In the absence of meaningful national leadership, Americans across the country are making their own decisions for our collective well-being. You’re seeing it in small stores deciding on their own to close; you’re seeing it in restaurants evolving without a government decree to offer curbside pickup or offer delivery for the first time; you’re seeing it in the offices that closed long before official guidance arrived; you’re seeing it in the sporting events, concerts, theater productions, and other live events that evaporated last week day by passing day. For many of these people—from bartenders and store owners to indie bands and gig workers—these decisions to stay home or close early are surely among the hardest they’ve ever made, a decision to voluntarily forsake income to minimize the harm and health risks for people they may never meet and never know they’ve helped.

As the journalist Matthew Zeitlin wrote on Twitter, “One way to think about social distancing is that to contribute to a great national cause in World War II you had to, like, die face down in the muck on some tiny pacific island, now you can literally stay at home, watch the sopranos or that Netflix dating show and be a hero.”

For many people, forgoing familiar rituals—the calm of faith services or the reinforcement of an Alcoholics Anonymous meeting—comes at a significant emotional cost. Moreover, the anxiety of the moment is real, both for ourselves and for our families, friends, and loved ones. Precisely because a sense of dread is entirely warranted, celebrating taking these drastic steps we are taking as a society becomes all the more important.
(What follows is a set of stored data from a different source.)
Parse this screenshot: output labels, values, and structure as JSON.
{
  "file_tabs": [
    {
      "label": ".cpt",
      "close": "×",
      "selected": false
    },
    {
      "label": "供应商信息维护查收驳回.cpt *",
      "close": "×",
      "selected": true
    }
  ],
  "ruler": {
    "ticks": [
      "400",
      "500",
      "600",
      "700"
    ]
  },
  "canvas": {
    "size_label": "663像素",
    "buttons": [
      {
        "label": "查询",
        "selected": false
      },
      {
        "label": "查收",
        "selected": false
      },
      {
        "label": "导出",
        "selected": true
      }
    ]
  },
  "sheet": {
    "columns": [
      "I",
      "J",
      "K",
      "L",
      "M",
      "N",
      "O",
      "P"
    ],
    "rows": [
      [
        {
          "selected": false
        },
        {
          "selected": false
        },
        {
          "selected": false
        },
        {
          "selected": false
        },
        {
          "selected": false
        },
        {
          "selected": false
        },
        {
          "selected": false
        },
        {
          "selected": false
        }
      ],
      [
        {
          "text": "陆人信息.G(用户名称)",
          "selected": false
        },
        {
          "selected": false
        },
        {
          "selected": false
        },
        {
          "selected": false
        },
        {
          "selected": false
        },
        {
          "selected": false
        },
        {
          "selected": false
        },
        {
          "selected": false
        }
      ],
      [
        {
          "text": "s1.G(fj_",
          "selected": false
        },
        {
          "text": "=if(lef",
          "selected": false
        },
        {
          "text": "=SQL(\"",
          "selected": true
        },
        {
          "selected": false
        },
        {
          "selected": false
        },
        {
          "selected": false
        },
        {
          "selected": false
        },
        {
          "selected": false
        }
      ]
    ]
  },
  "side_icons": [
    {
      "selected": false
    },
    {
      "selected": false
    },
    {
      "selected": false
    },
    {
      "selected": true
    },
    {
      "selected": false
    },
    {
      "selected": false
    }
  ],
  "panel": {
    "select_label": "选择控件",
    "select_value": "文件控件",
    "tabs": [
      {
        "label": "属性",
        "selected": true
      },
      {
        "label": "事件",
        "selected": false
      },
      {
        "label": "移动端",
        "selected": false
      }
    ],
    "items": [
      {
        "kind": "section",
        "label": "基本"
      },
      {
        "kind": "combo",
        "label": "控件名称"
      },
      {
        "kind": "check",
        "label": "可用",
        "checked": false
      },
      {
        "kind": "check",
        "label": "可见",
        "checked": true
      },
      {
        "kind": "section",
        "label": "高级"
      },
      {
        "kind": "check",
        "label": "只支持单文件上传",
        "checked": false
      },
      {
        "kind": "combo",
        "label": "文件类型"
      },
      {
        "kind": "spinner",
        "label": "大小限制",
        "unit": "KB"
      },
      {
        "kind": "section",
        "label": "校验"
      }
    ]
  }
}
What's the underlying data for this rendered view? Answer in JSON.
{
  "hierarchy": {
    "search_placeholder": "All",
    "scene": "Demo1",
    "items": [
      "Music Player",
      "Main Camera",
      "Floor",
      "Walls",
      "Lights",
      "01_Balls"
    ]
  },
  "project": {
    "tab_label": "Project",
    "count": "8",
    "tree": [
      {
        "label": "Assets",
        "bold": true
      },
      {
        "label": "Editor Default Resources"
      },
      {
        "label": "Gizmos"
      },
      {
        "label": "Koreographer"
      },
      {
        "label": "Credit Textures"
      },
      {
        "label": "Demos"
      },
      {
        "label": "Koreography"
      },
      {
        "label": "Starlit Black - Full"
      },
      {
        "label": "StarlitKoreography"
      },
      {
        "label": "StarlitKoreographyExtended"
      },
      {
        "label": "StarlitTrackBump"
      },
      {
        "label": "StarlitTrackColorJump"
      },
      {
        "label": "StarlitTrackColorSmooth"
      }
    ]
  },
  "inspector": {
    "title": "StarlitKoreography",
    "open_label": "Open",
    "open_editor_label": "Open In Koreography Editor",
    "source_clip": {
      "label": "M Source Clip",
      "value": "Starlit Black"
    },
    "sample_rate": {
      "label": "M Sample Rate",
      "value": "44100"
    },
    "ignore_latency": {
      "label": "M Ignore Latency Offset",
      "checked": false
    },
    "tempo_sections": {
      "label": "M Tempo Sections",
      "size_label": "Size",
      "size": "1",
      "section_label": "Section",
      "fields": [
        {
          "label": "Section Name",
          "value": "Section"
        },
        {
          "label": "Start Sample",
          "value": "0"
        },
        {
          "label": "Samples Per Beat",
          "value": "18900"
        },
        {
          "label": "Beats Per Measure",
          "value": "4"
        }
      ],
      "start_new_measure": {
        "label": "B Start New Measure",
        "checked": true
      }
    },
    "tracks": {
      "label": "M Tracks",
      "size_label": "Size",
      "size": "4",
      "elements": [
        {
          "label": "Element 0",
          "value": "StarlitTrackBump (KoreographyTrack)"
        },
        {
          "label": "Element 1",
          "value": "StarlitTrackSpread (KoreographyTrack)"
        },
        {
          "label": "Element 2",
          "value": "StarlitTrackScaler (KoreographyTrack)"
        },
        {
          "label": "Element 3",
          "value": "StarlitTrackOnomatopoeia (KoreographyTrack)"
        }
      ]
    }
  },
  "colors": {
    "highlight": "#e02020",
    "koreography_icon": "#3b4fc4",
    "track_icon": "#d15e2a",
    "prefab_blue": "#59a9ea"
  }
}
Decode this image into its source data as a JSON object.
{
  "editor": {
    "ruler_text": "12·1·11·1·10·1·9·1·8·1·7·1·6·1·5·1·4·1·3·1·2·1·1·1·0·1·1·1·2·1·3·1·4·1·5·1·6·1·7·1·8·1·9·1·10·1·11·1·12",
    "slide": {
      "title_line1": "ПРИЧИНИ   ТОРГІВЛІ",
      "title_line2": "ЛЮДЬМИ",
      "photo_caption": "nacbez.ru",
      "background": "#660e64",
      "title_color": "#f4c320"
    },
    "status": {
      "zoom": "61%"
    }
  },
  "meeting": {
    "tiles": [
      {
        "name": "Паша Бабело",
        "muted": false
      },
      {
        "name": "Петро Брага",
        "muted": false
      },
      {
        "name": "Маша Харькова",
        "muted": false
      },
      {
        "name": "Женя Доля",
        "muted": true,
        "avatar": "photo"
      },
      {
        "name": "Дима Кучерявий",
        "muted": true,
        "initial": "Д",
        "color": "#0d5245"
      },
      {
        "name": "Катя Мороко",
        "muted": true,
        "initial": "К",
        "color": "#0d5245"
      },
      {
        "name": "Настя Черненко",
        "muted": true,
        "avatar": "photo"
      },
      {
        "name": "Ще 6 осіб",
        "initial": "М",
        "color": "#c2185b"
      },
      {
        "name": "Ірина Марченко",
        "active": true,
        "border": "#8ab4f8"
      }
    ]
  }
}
Even before federal and state leaders began ordering closures and cancellations in recent days, any number of small-business owners, restaurateurs, local mayors and officials, artists, and individuals provided leadership by prioritizing the collective health above their own profit motives or desperate need for income. We must recognize that truth, the collective-ness of this moment, and the mutual regard we all hold together for our communities and the most vulnerable among us in order to understand that the effect of turning off daily life with the suddenness of a light switch is actually as inspirational as it is a short-term hardship.
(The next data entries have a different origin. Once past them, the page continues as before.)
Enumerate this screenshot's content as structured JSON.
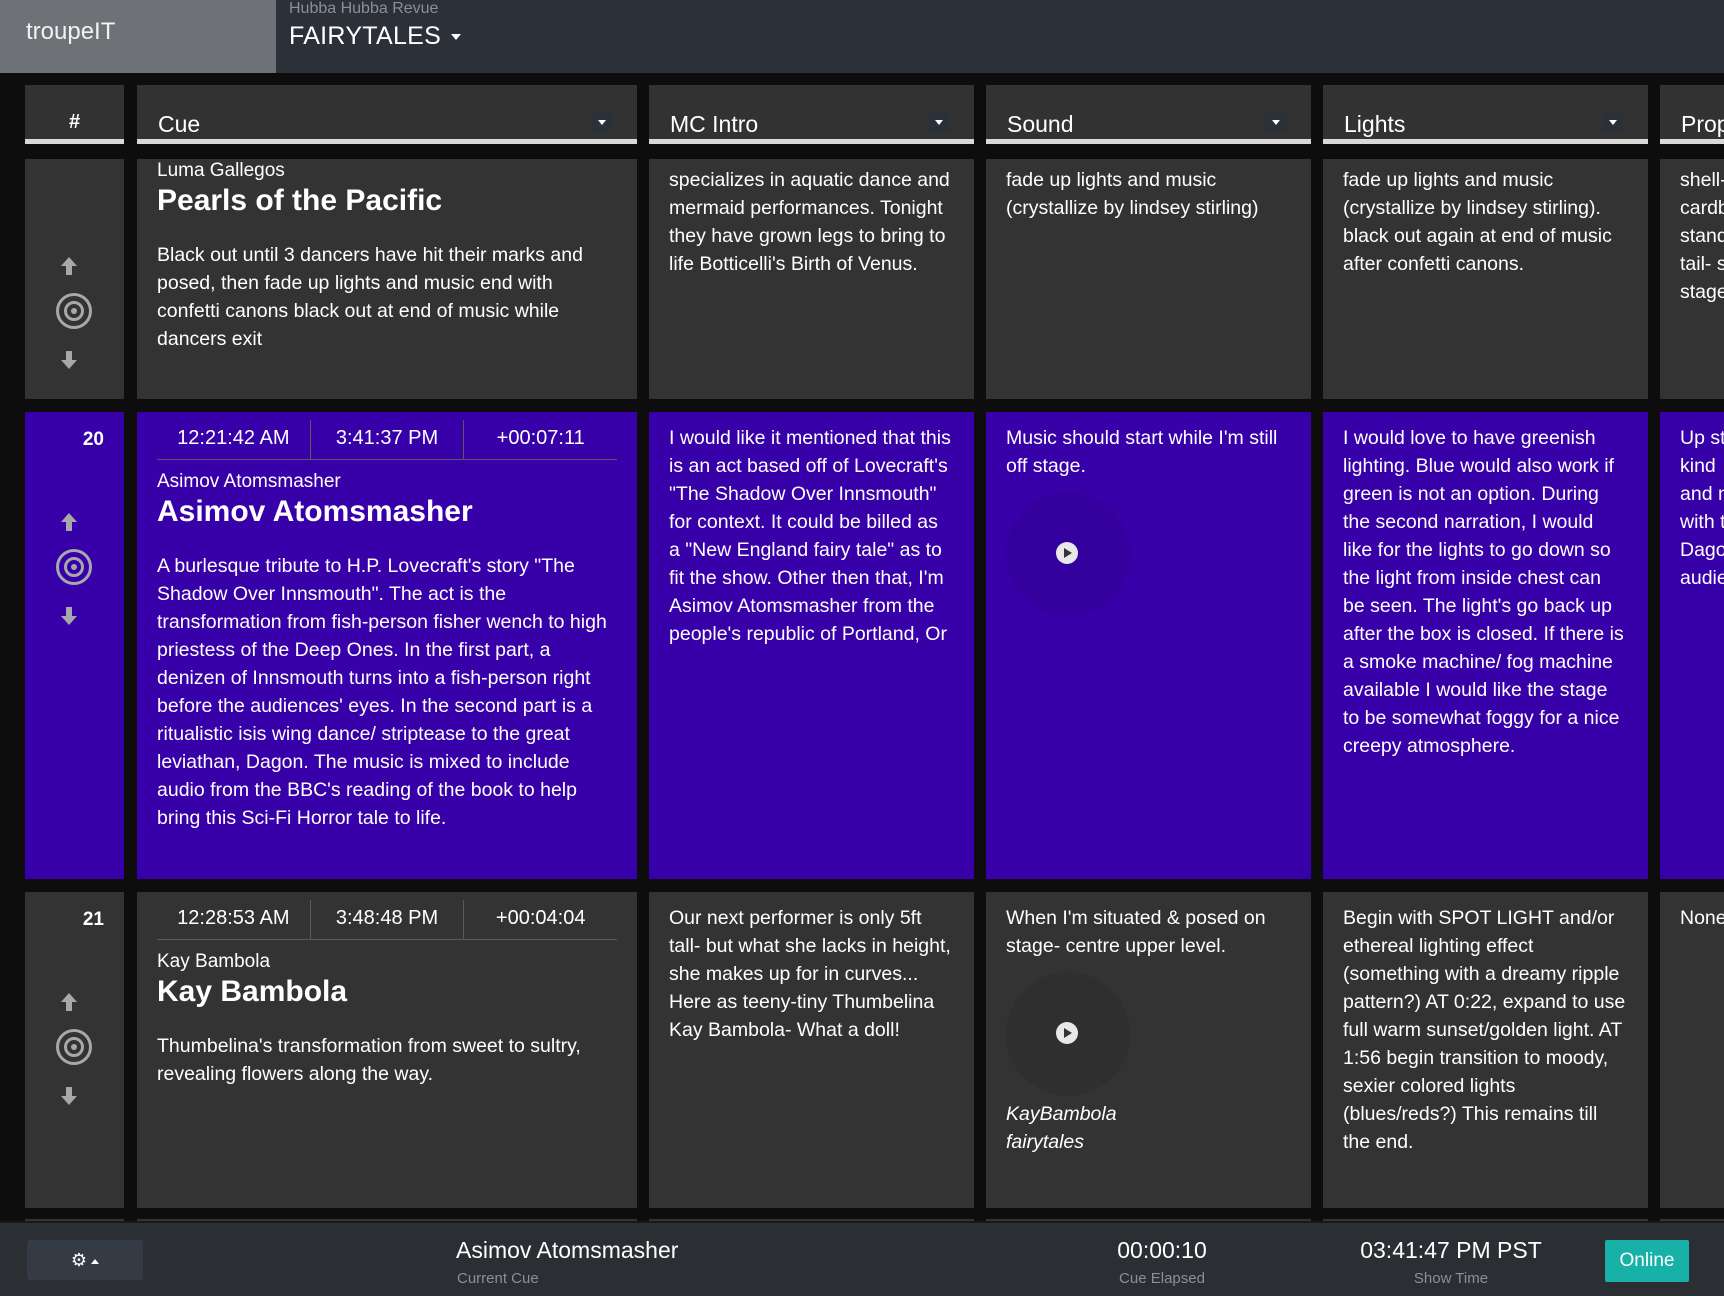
{
  "app": {
    "brand": "troupeIT"
  },
  "show": {
    "subtitle": "Hubba Hubba Revue",
    "title": "FAIRYTALES"
  },
  "columns": [
    "#",
    "Cue",
    "MC Intro",
    "Sound",
    "Lights",
    "Prop"
  ],
  "rows": [
    {
      "number": "",
      "performer": "Luma Gallegos",
      "act": "Pearls of the Pacific",
      "description": "Black out until 3 dancers have hit their marks and posed, then fade up lights and music end with confetti canons black out at end of music while dancers exit",
      "mc_intro": "specializes in aquatic dance and mermaid performances. Tonight they have grown legs to bring to life Botticelli's Birth of Venus.",
      "sound": "fade up lights and music (crystallize by lindsey stirling)",
      "lights": "fade up lights and music (crystallize by lindsey stirling). black out again at end of music after confetti canons.",
      "props": "shell-\ncardb\nstand\ntail- s\nstage"
    },
    {
      "number": "20",
      "times": [
        "12:21:42 AM",
        "3:41:37 PM",
        "+00:07:11"
      ],
      "performer": "Asimov Atomsmasher",
      "act": "Asimov Atomsmasher",
      "description": "A burlesque tribute to H.P. Lovecraft's story \"The Shadow Over Innsmouth\". The act is the transformation from fish-person fisher wench to high priestess of the Deep Ones. In the first part, a denizen of Innsmouth turns into a fish-person right before the audiences' eyes. In the second part is a ritualistic isis wing dance/ striptease to the great leviathan, Dagon. The music is mixed to include audio from the BBC's reading of the book to help bring this Sci-Fi Horror tale to life.",
      "mc_intro": "I would like it mentioned that this is an act based off of Lovecraft's \"The Shadow Over Innsmouth\" for context. It could be billed as a \"New England fairy tale\" as to fit the show. Other then that, I'm Asimov Atomsmasher from the people's republic of Portland, Or",
      "sound": "Music should start while I'm still off stage.",
      "lights": "I would love to have greenish lighting. Blue would also work if green is not an option. During the second narration, I would like for the lights to go down so the light from inside chest can be seen. The light's go back up after the box is closed. If there is a smoke machine/ fog machine available I would like the stage to be somewhat foggy for a nice creepy atmosphere.",
      "props": "Up st\nkind \nand n\nwith t\nDago\naudie"
    },
    {
      "number": "21",
      "times": [
        "12:28:53 AM",
        "3:48:48 PM",
        "+00:04:04"
      ],
      "performer": "Kay Bambola",
      "act": "Kay Bambola",
      "description": "Thumbelina's transformation from sweet to sultry, revealing flowers along the way.",
      "mc_intro": "Our next performer is only 5ft tall- but what she lacks in height, she makes up for in curves... Here as teeny-tiny Thumbelina Kay Bambola- What a doll!",
      "sound": "When I'm situated & posed on stage- centre upper level.",
      "track": "KayBambola\nfairytales",
      "lights": "Begin with SPOT LIGHT and/or ethereal lighting effect (something with a dreamy ripple pattern?) AT 0:22, expand to use full warm sunset/golden light. AT 1:56 begin transition to moody, sexier colored lights (blues/reds?) This remains till the end.",
      "props": "None"
    }
  ],
  "footer": {
    "current_cue": "Asimov Atomsmasher",
    "current_cue_label": "Current Cue",
    "cue_elapsed": "00:00:10",
    "cue_elapsed_label": "Cue Elapsed",
    "show_time": "03:41:47 PM PST",
    "show_time_label": "Show Time",
    "status": "Online"
  },
  "colors": {
    "active_row": "#3800a8",
    "cell": "#333333",
    "online": "#17b1a8",
    "topbar": "#2b3039"
  }
}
Most Americans now alive have experienced no more than one or two moments of nationwide unity. The oldest Americans remember the victory gardens and scrap-metal drives of World War II; Baby Boomers might recall the period of national mourning after John F. Kennedy’s assassination in 1963; many of us recall the wave of patriotism and flood of flags after 9/11. Someday, we may very well tell future generations about the spirit of 2020, the spring of the coronavirus, when we learned about social distancing and exponential spread.
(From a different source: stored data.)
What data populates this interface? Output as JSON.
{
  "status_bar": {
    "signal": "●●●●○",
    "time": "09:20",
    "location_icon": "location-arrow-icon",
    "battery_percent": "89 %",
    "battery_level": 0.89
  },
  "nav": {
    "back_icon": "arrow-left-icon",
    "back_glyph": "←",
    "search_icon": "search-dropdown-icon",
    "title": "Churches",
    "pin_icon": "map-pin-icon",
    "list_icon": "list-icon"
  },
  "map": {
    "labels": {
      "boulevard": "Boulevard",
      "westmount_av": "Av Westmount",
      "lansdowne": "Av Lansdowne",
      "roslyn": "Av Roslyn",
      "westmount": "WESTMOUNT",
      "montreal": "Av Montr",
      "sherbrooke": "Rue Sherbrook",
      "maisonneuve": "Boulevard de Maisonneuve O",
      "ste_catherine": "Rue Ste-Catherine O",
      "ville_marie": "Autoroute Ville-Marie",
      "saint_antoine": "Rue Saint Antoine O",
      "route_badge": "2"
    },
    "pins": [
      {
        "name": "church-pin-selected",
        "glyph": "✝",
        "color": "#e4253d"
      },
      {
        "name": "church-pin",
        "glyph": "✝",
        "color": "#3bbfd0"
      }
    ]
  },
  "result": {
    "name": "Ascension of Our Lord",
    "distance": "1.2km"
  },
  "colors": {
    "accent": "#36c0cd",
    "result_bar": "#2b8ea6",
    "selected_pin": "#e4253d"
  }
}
The path ahead—surely weeks and likely months—will be hard. The usual negativity of our politics will be very much on display as Congress debates potential aid packages for the industries and individuals harmed by the pandemic, and as President Donald Trump’s critics and defenders Monday-morning-quarterback the government fumbles that worsened the economic and human pain of the epidemic on America’s shores. That makes it all the more important, for this one moment—at the quickening point of the crisis—to pause and reflect on the sheer wonder of what we’re all doing, together.

The most isolating thing most of us has ever done is, ironically, almost surely the most collective experience we’ve ever had in our lifetimes.